Friday, February 26, 2010

Directory Search with multiple filters in .Net

Directory.GetFiles in .Net 3.5 and Directory.EnumerateFiles in .Net 4.0 neither supports multiple patterns when searching for files. The reason is that it uses FindFirstFile / FindNextFile of kernel32.dll which lacks the support.

Initial thought would be to create an extension method to the Directory class, but since it’s a static class that’s not possible. The second best choice is to create a short helper class instead. What we do is do a wildcard search with “*” and filter the results with a regular expression.

If you return a large result set the new Enumerable version in .Net 4.0 is preferable as it returns values to act on as you go along.

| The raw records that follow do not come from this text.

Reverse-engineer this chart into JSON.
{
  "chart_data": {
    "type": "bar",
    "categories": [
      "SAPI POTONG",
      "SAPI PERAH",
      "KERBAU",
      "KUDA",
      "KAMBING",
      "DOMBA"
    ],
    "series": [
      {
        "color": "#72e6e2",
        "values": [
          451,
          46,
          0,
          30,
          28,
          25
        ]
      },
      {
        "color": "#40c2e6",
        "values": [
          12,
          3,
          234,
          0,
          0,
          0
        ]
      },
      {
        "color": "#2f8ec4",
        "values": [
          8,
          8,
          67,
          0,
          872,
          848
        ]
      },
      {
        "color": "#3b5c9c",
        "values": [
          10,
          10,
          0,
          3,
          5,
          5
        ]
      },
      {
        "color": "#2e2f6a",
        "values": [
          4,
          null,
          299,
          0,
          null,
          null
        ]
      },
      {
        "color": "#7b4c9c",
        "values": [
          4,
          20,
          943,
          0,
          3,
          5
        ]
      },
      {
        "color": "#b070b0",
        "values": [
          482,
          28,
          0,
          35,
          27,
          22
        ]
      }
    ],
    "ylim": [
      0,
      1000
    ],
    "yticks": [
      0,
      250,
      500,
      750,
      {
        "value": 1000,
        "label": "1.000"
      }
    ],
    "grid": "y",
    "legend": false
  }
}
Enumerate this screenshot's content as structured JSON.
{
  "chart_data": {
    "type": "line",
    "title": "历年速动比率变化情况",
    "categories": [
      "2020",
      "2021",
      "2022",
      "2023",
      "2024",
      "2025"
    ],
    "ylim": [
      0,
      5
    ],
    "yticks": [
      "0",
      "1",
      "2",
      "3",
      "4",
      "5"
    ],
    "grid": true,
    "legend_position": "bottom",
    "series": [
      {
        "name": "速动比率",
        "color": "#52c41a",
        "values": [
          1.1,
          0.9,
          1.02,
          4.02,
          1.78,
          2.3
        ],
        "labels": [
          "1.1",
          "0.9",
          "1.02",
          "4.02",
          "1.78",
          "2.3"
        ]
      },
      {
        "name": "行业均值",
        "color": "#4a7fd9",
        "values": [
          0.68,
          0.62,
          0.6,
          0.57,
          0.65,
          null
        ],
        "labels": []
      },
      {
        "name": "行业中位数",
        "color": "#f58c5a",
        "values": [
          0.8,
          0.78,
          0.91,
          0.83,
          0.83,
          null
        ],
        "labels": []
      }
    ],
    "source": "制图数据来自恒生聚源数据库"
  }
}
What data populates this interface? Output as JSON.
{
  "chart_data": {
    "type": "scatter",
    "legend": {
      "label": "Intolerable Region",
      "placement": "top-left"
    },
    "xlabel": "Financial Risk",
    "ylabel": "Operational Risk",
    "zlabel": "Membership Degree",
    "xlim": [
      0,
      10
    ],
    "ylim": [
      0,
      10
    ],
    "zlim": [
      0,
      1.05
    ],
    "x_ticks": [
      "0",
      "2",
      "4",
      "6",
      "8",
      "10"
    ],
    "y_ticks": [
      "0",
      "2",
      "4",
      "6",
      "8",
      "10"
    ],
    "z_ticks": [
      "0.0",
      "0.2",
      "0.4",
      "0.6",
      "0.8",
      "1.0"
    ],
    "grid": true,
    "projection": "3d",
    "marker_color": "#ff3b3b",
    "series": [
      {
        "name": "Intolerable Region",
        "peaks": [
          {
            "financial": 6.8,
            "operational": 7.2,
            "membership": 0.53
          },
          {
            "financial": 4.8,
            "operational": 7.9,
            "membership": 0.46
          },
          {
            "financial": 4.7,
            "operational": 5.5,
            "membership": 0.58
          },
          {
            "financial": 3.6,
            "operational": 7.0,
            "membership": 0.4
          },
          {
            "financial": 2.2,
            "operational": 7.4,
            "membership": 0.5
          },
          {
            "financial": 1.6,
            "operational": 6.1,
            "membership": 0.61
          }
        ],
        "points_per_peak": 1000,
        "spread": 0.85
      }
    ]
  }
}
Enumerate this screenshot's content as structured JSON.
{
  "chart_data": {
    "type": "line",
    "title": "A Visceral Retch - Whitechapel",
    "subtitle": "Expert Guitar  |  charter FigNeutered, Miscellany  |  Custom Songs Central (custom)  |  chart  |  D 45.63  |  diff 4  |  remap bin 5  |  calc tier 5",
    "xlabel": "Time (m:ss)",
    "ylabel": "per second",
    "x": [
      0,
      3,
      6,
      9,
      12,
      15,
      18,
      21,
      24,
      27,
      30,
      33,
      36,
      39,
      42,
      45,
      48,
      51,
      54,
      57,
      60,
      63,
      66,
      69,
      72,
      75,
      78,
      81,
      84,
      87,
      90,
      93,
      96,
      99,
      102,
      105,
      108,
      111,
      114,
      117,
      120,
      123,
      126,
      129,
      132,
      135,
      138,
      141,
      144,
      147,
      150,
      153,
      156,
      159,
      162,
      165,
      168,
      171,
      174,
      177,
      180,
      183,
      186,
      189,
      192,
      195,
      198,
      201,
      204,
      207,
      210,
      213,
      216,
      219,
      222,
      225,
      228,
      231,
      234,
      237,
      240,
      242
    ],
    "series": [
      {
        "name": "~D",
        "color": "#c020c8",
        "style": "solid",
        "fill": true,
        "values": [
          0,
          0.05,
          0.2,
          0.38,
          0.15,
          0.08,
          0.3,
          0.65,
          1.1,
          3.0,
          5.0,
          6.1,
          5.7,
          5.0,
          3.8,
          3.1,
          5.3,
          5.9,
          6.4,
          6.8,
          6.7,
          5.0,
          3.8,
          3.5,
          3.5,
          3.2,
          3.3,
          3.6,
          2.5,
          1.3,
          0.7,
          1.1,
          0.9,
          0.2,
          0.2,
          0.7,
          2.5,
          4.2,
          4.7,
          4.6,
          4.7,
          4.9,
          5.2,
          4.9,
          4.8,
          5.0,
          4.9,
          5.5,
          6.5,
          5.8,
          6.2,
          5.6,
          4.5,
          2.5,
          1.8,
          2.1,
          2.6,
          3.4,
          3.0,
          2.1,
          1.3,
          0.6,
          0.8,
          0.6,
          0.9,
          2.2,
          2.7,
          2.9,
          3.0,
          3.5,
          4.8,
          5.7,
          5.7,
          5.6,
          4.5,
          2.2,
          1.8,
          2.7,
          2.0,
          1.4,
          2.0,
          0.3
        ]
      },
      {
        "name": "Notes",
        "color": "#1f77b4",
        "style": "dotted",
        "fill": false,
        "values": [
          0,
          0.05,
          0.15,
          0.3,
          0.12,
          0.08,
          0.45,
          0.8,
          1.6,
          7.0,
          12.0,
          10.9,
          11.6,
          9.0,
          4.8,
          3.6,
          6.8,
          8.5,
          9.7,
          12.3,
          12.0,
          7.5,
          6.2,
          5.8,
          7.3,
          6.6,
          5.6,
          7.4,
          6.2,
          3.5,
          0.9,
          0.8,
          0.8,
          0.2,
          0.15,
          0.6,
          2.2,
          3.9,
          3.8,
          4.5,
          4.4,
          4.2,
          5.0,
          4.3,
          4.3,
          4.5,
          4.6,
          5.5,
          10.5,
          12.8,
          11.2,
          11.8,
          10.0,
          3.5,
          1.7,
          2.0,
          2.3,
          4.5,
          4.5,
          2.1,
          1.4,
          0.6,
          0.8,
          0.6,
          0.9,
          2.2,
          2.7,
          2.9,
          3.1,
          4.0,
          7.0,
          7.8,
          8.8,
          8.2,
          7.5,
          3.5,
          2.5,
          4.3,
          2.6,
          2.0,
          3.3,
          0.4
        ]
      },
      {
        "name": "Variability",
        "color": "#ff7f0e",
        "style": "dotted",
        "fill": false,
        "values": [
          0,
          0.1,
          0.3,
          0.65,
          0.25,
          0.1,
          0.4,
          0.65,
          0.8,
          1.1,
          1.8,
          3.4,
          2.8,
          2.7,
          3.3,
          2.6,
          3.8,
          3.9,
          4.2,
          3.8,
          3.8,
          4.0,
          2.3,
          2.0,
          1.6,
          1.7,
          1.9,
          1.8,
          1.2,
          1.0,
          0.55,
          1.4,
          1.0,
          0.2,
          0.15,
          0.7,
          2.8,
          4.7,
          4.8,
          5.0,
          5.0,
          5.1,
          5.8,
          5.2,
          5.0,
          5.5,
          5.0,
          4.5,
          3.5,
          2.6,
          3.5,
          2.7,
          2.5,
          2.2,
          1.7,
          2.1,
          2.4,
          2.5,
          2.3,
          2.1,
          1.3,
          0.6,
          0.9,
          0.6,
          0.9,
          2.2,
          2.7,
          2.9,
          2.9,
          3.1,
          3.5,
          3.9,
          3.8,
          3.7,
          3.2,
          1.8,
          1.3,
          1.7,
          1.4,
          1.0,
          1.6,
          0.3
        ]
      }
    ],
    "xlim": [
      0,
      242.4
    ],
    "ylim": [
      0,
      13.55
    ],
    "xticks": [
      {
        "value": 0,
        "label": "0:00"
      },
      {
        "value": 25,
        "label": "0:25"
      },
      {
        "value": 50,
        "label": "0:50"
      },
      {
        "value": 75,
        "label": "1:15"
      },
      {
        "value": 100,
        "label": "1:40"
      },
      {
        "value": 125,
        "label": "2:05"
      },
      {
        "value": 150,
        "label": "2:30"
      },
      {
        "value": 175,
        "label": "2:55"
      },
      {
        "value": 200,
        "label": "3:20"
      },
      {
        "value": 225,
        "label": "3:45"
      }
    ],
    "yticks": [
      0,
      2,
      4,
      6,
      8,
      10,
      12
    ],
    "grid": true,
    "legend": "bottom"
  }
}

public static class MyDirectory
{
// Works in .Net 3.5 - you might want to create several overloads
public static string[] GetFiles(string path, string searchPatternExpression, SearchOption searchOption)
{
if (searchPatternExpression == null) searchPatternExpression = string.Empty;
Regex reSearchPattern = new Regex(searchPatternExpression);
return Directory.GetFiles(path, "*", searchOption).Where(file => reSearchPattern.IsMatch(Path.GetFileName(file))).ToArray();
}

// Works in .Net 4.0 - inferred overloads with default values
public static IEnumerable<string> GetFiles(string path, string searchPatternExpression = "", SearchOption searchOption = SearchOption.TopDirectoryOnly)
{
Regex reSearchPattern = new Regex(searchPatternExpression);
return Directory.EnumerateFiles(path, "*", searchOption).Where(file => reSearchPattern.IsMatch(Path.GetFileName(file)));
}

// Works in .Net 4.0 - takes same patterns as old method, and executes in parallel
public static IEnumerable<string> GetFiles(string path, string[] searchPatterns, SearchOption searchOption = SearchOption.TopDirectoryOnly)
{
return searchPatterns.AsParallel().SelectMany(searchPattern => Directory.EnumerateFiles(path, searchPattern, searchOption));
}
}